Sur la lourde porte de chêne qui fermait l’entrée du fort Gayole, le texte de la proclamation était affiché. Une petite lanterne suspendue l’éclairait de sa faible lumière agitée par la brise nocturne. Par instant, les gros caractères noirs, la signature épaisse se perdaient dans l’ombre, puis soudain ressortaient sur le papier jaunâtre comme un grimoire de sorcier.
En face de la poterne, la foule des hommes s’était massée. La lune projetait de temps à autre ses rayons sur ces visages las où se peignait la même expression d’attente angoissée, sur ces cheveux noirs ou grisonnants, sur des dos courbés par le travail, sur des mains rudes et noueuses comme les branches de très vieux arbres. Debout, en silence, ces hommes veillaient.
Pourtant, les sentinelles occupaient bien leur poste à l’entrée du fort ; mais ce n’était pas sur elles que pesait la formidable menace, et l’on pouvait craindre de leur part un moment d’inattention, une maladresse, voire même une trahison.

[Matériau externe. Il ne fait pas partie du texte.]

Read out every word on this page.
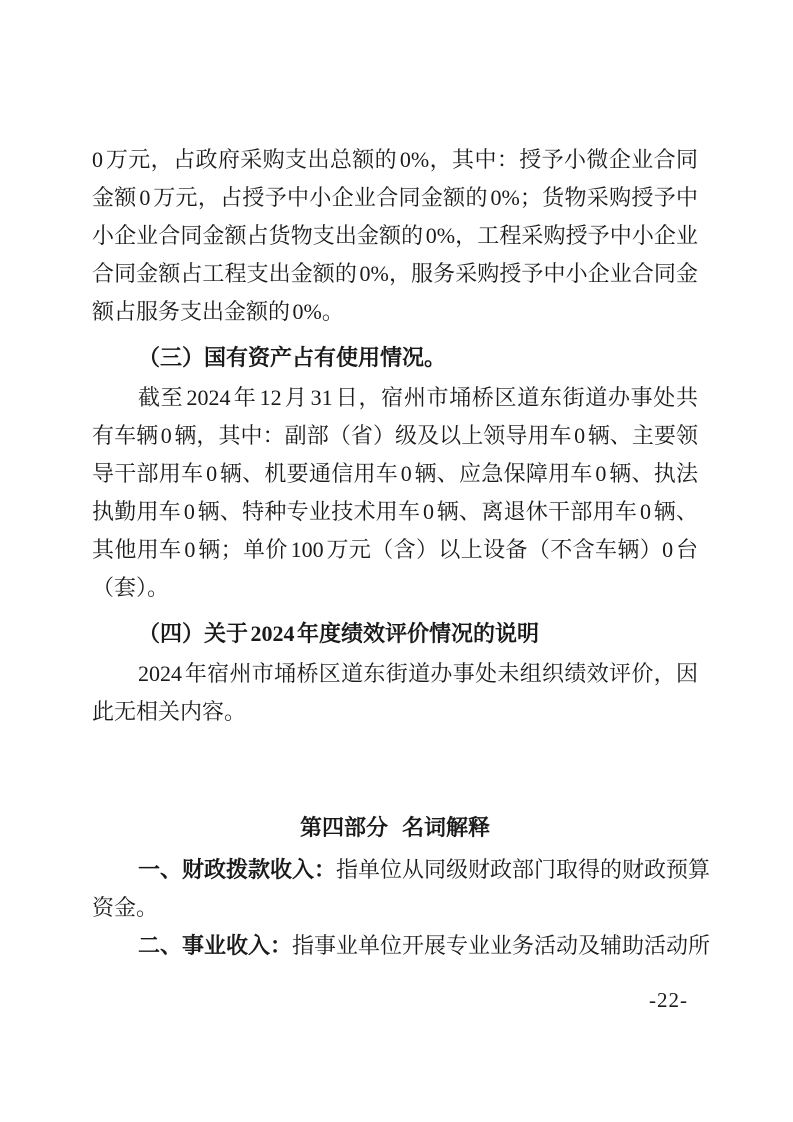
0 万元，占政府采购支出总额的 0%，其中：授予小微企业合同
金额 0 万元，占授予中小企业合同金额的 0%；货物采购授予中
小企业合同金额占货物支出金额的 0%，工程采购授予中小企业
合同金额占工程支出金额的 0%，服务采购授予中小企业合同金
额占服务支出金额的 0%。
（三）国有资产占有使用情况。
截至 2024 年 12 月 31 日，宿州市埇桥区道东街道办事处共
有车辆 0 辆，其中：副部（省）级及以上领导用车 0 辆、主要领
导干部用车 0 辆、机要通信用车 0 辆、应急保障用车 0 辆、执法
执勤用车 0 辆、特种专业技术用车 0 辆、离退休干部用车 0 辆、
其他用车 0 辆；单价 100 万元（含）以上设备（不含车辆）0 台
（套）。
（四）关于 2024 年度绩效评价情况的说明
2024 年宿州市埇桥区道东街道办事处未组织绩效评价，因
此无相关内容。
第四部分 名词解释
一、财政拨款收入：指单位从同级财政部门取得的财政预算
资金。
二、事业收入：指事业单位开展专业业务活动及辅助活动所
-22-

Voilà pourquoi tous les Boulonnais étaient là, montant la garde autour de la sombre prison, afin que personne ne pût s’en échapper, veillant sur le précieux otage dont la captivité était le gage de leur propre existence.
Un silence mortel régnait, rompu seulement par le claquement léger du papier secoué par le vent. La lune, après s’être montrée assez avare de ses rayons, finit par se cacher derrière une barre de gros nuages, et la foule, les soldats, les hautes murailles, tout se perdit dans l’obscurité.
Seule, la lanterne continuait à répandre devant la poterne un demi-cercle de lumière jaunâtre. Parfois, un homme se détachait de la foule pour venir examiner de plus près le redoutable document. Un avertissement bourru de la sentinelle, l’éclair d’une baïonnette dressée, et tout rentrait bien vite dans l’ombre.
Le carillon du beffroi égrenait lentement les heures. Sur le matin, une pluie fine se mit à tomber, refroidissant les malheureux qu’elle trempa jusqu’aux os.
Mais ils n’y prenaient pas garde.
« Il ne faut pas dormir, sans quoi la femme pourrait s’échapper. »
Ceux qui le pouvaient s’appuyaient contre les murailles de la forteresse. Deux fois avant minuit, ils entendirent un rire étrange et joyeux venant de la salle éclairée dont la fenêtre s’ouvrait sur le rempart. En dernier lieu, ce rire se prolongea comme s’il répondait à quelque bonne plaisanterie.
Peu après, la porte massive de la prison s’ouvrit, livrant passage à une demi-douzaine de soldats – tous de solides gaillards – qui entouraient un mince personnage vêtu de noir.
Les Boulonnais contemplèrent ce groupe avec un intérêt soudain :
– Qui est-ce ? murmurait-on.
– Le citoyen gouverneur, suggéra l’un.
– Ou le nouveau bourreau, lança un autre.
– Non, non, intervint Pierre Maxime, doyen des pêcheurs de Boulogne et arbitre respecté en toutes matières. Non, c’est le citoyen envoyé de Paris, l’ami de Robespierre. Il commande à tout le monde, à c’t’heure, et le gouverneur lui-même obéit à ses ordres. C’est lui qui a décrété que si l’espionne s’échappait…
– Chut ! chut ! firent des voix effrayées dans la foule.
– Chut ! Pierre Maxime, le citoyen de Paris pourrait t’entendre, lui souffla un de ses voisins, et il croirait peut-être que nous voulons nous révolter.
– Que font ici tous ces gens ? interrogea Chauvelin en arrivant dans la rue.
– Ils surveillent la prison, citoyen, répondit la sentinelle à qui la question était adressée, de peur que la prisonnière ne tente de s’évader.
Avec un sourire satisfait, Chauvelin se dirigea vers l’hôtel de ville, entouré de près par son escorte. Les hommes le suivirent des yeux jusqu’à ce qu’il disparût avec les soldats dans l’obscurité de la nuit. Puis ils continuèrent leur monotone et pénible veillée.
Les douze coups de minuit tintèrent au beffroi. La lumière solitaire qui éclairait une des fenêtres du fort s’éteignit et, dans la prison, tout ne fut plus que silence et ténèbres.